Is the sea there? Tell it to come in.
Bring me
the great bell, one of the green race,
Not that one, the other one, the one that has
a crack in its mouth,
and now, nothing more, I want to be alone
with my essential sea and the bell.
I don't want to speak for a long time,
silence! I still want to learn,
I want to know if I exist.

This yearning to establish himself, to show himself that he had existed, was driven by his passion for nature and his belief that it was nature that could renew him and give him the vigor to go on until the day when he would return through "the door of earth" to the sea and the ground and the silence. . . .)

By that time, I owned at least 10 volumes of his poetry (within a few more years the count would reach 17, including his autobiography), all bilingual editions from which I learned the Spanish words for everything to do with nature, love, and passion. In college, my brother—knower of all important things—took me to the Harvard Poetry Bookstore, introduced me to the one-room shop from which I would buy all my poetry over the next four years. The store had a single owner and seller, a quiet older woman with a serious expression and a tendency to hand me books without speaking more than a few words (I think you’ll like this one. / Try it. / Let me know what you think.). The store brought new meaning to bookshelves everywhere, with books filling every inch of space from the floor to the ceiling, covering every tabletop, standing propped for display in each window. She had to climb a ladder to find some of the rarities, but she had everything, it seems to me now (having failed, recently, to find a particular book I wanted to give to a friend in any of the mainstream bookstores in the vicinity), and more importantly, she knew every one of them. And she knew me.

The first time we went there, my brother told her my passion for Neruda and she handed me Octavio Paz, assuring me that I would enjoy him, and she was right. Later I told her the poems I was liking in English class or had stumbled across in high school—Adrienne Rich’s “Solstice,” Mary Oliver’s “Wild Geese,” or A.R. Ammons’ “Easter Morning”—and she would find me books by these poets or by others with similar tendencies; she would educate me, enliven me—this quiet woman with the serious face. I’ll never forget her expression when one day after four years like this I showed up with a friend in tow—a smart guy built like an athlete, dressed perpetually in exercise wear, and though she may have sized him up one way she did not smirk when I explained that he wanted to learn poetry “from the beginning,” as he had put it to me; she did not frown; did not even hesitate. Instead she pulled from a shelf one of the fattest books of poetry I have ever seen, a Norton anthology that started with Blake and Byron, and as she handed it to him and he began to—like she would—study it quietly, she stepped back from us and took a seat at her desk and then smiled at me, just that one time, a radiant vision of satisfaction. She thought I had found a new kind of love and so did I, but what matters for this story is not him or that feeling I had but rather her pleasure in being the provider of all these wondrously arranged words about such feelings and many, many others.

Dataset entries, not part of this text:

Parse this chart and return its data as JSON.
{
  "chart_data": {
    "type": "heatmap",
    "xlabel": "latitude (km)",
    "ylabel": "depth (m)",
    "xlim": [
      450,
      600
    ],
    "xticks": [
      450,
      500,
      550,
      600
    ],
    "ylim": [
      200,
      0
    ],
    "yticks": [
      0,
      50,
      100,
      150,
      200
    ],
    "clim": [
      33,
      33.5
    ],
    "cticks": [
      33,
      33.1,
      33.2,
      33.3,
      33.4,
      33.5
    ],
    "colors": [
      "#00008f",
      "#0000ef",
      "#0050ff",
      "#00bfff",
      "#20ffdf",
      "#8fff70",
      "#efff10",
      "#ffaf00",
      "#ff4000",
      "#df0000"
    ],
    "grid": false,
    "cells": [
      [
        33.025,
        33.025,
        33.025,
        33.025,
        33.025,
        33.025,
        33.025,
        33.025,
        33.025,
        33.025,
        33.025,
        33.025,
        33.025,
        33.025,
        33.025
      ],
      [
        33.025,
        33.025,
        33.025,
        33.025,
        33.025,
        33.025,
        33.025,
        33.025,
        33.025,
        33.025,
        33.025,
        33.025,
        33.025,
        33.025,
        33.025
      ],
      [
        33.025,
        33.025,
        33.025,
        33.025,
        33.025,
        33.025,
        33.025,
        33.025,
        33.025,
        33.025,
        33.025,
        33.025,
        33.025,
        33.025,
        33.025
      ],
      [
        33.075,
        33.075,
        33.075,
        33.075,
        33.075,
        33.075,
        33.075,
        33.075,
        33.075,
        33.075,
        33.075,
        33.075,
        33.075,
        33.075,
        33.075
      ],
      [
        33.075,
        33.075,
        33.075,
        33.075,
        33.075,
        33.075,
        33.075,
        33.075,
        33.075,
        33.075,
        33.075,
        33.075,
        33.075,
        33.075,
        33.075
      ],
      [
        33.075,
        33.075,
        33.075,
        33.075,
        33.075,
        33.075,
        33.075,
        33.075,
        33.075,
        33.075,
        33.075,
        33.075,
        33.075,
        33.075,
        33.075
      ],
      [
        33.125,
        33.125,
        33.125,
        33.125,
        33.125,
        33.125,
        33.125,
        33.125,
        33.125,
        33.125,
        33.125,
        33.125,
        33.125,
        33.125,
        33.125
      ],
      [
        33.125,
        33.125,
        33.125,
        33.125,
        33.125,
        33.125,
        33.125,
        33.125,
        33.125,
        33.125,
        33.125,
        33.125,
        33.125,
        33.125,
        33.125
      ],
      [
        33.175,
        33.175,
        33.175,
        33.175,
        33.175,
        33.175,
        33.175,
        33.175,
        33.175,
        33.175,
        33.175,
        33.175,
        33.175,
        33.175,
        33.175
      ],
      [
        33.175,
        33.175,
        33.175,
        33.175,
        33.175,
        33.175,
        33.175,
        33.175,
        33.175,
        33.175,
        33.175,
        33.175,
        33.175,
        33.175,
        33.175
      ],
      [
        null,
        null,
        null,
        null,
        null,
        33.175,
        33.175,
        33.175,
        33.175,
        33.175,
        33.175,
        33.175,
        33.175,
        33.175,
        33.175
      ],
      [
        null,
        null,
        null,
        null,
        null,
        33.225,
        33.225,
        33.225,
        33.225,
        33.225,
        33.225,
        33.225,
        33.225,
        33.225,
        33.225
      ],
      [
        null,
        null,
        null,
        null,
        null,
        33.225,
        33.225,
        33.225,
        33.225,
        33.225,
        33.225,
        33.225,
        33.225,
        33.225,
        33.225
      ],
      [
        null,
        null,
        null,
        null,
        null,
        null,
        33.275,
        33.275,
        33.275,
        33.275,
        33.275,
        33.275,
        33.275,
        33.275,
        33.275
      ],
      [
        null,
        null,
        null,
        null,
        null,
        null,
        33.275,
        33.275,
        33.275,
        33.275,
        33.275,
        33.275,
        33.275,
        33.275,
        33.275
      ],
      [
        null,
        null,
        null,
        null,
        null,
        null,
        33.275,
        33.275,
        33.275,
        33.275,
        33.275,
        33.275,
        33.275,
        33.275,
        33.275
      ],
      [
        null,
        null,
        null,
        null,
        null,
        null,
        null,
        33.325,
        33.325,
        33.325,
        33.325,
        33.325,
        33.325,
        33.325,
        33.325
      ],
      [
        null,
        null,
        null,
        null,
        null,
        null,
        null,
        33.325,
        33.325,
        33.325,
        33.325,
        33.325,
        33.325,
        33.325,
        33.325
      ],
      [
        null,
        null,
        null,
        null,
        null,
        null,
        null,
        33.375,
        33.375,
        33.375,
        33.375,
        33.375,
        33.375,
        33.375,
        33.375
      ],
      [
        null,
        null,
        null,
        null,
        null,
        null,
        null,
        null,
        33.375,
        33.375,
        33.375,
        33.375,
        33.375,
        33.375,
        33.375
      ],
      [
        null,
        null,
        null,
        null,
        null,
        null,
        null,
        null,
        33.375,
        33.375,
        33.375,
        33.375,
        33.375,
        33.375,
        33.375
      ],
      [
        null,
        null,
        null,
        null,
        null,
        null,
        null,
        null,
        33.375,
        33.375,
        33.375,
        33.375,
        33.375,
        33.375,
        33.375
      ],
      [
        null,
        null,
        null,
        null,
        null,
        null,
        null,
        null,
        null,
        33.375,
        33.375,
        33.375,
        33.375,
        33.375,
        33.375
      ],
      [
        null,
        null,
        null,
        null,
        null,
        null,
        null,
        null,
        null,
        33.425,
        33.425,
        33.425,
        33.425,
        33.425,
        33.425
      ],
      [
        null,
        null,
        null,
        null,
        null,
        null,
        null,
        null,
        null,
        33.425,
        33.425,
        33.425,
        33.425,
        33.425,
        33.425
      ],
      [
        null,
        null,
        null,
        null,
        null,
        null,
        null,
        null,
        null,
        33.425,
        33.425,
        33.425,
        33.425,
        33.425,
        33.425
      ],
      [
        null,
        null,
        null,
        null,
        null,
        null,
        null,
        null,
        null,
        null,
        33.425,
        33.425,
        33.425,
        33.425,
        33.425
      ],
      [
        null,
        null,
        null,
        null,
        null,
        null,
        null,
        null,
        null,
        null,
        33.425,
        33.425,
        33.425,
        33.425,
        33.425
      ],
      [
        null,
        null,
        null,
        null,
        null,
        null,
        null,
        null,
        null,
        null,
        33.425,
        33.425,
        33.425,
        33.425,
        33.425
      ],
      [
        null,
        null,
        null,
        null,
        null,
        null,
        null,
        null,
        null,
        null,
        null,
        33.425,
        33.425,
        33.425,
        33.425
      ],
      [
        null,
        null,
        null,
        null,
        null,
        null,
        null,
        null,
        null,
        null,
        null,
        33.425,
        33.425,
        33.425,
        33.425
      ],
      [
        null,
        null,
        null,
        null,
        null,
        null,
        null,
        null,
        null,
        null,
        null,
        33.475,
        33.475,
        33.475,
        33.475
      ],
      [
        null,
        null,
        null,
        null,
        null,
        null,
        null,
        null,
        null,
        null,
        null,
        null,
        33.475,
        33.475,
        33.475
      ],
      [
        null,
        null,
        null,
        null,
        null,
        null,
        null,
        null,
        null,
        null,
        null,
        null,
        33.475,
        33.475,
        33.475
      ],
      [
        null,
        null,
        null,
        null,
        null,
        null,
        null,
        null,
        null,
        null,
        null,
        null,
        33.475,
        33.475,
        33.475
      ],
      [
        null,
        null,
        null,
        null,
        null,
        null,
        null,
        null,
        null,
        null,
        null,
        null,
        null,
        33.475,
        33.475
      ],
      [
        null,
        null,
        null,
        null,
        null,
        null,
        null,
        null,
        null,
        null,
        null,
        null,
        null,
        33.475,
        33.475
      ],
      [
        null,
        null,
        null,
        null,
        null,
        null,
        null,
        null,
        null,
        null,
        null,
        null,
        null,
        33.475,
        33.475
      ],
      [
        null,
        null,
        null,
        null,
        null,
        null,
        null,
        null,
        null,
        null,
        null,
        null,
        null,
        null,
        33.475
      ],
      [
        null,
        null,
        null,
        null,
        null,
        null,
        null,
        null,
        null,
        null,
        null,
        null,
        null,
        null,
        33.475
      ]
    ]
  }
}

It is she who, without ever speaking it, taught me that there is a poem to encapsulate every experience, a poet who has felt something like anything I’ve ever felt. Like the books in my houses, these poems have surrounded me in my life, have quietly, restfully always been there for me, reflecting back at me whatever I am thinking; expanding or reframing or perfectly capturing my understanding of the world around me. For years these poems and distant poets have kept me company. To them and to her I am grateful; of the clarity of the emptiness from which each one forms the crisp ring of a bell I am constantly in awe.